In March, President Trump attempted to affirm the importance of the cruise ship industry, stating in a coronavirus briefing:“We can’t let the cruise lines go out of business that will be a massive number of jobs for our country.” Despite this, The CARES Act (the coronavirus relief fund) has not provided any aid to cruise lines.
This is not to say that the federal government hasn’t provided any aid to the US Caribbean territories. The CARES Act provided roughly $2.25 billion to Puerto Rico and $75 million to The US Virgin Islands. The Paycheck Protection Program and Healthcare Enhancement Act, enacted by the US Small Business Administration, has provided over $62 million to the US Virgin Islands and over $658 million to Puerto Rico. On April 2, President Trump signed a memorandum directing the Federal Emergency Management Agency of the US Department of Homeland Security “to fund 100 percent of the emergency assistance activities associated with preventing, mitigating, and responding to the threat to public health and safety” in the US Virgin Islands. However, by neglecting to provide aid to cruise ship lines and other forms of tourism, the federal government is putting both the tourism industry and businesses that tourists often patronize (i.e. airlines, hotels, and restaurants) in economic danger.

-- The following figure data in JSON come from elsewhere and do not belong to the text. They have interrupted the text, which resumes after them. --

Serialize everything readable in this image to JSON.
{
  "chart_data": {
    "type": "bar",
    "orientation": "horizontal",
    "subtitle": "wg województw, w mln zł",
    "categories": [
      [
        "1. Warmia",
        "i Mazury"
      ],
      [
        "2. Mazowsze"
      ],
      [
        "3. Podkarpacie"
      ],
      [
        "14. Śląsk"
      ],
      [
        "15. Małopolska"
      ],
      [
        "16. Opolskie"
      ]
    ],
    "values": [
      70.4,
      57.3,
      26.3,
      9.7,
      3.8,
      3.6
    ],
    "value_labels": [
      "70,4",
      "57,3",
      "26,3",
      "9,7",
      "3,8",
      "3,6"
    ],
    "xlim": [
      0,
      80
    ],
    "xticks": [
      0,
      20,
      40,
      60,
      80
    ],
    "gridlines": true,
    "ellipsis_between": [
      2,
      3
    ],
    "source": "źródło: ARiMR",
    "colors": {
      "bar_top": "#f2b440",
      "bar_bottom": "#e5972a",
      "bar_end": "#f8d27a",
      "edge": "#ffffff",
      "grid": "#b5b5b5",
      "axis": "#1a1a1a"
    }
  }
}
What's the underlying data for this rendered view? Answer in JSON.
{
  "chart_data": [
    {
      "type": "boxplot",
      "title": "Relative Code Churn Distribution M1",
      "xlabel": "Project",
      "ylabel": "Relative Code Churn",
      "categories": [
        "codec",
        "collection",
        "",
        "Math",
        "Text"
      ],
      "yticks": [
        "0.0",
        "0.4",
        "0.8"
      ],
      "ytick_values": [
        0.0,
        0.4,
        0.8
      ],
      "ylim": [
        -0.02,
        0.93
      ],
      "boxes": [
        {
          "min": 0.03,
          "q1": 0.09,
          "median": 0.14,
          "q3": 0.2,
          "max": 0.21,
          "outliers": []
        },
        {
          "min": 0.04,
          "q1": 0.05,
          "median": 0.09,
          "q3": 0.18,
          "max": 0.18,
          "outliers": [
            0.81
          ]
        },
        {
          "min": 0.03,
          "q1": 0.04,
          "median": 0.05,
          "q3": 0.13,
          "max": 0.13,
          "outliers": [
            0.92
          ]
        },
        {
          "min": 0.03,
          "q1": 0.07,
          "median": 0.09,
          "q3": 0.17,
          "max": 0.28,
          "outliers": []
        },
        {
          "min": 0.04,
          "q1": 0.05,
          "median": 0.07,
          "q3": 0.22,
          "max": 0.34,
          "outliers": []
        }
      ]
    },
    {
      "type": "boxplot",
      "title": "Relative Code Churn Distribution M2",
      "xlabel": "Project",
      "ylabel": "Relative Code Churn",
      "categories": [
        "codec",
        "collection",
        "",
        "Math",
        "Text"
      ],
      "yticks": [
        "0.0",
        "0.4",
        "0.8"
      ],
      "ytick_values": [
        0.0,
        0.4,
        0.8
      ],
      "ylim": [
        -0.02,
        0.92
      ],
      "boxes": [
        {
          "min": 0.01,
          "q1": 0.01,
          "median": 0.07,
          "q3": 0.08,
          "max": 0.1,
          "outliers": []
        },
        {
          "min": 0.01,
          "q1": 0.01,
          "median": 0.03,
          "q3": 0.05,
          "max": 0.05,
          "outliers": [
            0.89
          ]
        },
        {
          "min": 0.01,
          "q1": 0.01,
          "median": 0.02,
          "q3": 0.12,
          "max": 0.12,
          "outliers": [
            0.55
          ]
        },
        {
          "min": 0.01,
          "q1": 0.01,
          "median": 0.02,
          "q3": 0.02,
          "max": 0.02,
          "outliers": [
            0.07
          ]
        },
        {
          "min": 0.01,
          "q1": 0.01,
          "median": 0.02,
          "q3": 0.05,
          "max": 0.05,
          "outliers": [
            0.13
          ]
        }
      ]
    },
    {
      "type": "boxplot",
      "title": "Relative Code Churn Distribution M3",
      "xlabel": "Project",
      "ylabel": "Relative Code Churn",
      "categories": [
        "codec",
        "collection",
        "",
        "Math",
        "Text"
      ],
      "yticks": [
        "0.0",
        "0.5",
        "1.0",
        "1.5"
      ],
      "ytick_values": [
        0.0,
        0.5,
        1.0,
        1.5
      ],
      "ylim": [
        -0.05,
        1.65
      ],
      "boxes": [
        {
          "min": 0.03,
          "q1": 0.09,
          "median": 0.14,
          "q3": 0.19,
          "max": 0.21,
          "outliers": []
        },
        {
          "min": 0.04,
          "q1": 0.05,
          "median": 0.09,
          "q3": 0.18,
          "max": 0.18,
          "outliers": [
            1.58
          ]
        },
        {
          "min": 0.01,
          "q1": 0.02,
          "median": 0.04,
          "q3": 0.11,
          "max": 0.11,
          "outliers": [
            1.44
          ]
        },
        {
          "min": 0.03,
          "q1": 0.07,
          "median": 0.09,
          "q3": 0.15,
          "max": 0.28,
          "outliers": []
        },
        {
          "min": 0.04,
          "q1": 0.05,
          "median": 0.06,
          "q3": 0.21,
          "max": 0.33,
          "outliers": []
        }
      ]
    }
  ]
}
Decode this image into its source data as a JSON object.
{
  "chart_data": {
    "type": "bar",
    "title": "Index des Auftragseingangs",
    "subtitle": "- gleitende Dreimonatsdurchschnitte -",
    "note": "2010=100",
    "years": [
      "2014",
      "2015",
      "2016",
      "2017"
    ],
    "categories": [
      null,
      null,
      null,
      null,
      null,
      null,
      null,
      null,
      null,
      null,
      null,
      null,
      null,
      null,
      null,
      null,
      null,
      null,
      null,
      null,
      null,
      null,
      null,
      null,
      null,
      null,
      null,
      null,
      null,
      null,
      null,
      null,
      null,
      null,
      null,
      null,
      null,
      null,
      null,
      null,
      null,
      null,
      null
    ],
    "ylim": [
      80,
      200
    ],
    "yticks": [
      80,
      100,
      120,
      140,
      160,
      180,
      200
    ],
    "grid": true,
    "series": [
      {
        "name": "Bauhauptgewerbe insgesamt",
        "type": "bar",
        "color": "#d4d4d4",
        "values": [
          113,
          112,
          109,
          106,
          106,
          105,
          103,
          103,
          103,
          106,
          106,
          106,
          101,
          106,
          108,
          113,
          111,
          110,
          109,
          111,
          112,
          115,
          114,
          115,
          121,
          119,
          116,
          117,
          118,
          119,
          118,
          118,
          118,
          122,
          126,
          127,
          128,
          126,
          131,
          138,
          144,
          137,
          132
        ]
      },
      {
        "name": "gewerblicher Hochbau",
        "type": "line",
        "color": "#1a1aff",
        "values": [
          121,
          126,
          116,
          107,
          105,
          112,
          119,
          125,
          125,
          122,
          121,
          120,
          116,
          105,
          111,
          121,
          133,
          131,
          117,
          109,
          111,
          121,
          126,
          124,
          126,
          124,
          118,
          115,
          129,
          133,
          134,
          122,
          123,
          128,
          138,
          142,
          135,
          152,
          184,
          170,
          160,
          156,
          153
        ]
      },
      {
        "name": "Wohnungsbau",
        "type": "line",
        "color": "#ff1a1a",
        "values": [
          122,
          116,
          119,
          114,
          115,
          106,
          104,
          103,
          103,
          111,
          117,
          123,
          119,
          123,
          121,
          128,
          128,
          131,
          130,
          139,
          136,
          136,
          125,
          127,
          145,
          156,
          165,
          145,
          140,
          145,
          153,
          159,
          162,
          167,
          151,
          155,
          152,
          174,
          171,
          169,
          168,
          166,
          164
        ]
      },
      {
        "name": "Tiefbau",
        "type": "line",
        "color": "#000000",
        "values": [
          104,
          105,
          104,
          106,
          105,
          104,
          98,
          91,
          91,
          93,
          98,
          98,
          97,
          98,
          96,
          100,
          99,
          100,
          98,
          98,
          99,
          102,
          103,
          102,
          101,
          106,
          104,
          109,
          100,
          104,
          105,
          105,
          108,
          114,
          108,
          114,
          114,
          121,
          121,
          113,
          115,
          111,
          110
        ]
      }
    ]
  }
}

Possibly because of the severity of these economic dislocations, US Caribbean territories are beginning to unveil plans to reopen and begin to allow tourism soon, despite public health concerns. Puerto Rico is starting to open up businesses as part of a multi-phase reopening plan that will eventually allow widespread tourism to return to the island. The US Virgin Islands has gone a step further, having reopened for tourism on June 1. Additionally, Carnival Cruises is allowing some cruises to sail beginning in August, and even given the pandemic, bookings for cruises this August are up 200% compared to those for last August.
In a recent interview with Black Enterprise, Joseph Boschulte, commissioner of the US Virgin Islands Department of Tourism, laid out his plans for allowing cruises back into the islands. He stated: “I believe that we will be prepared to accept cruises back in the territory. We are still working at our department of health and with the cruise lines directly in understanding protocols to test for COVID-19. Along with that, we are still [gathering the] necessary inventory of testing supplies here on the island for people who may be in contact with people who may have the infection. ” Boschulte added: “The safety of our residents is paramount.”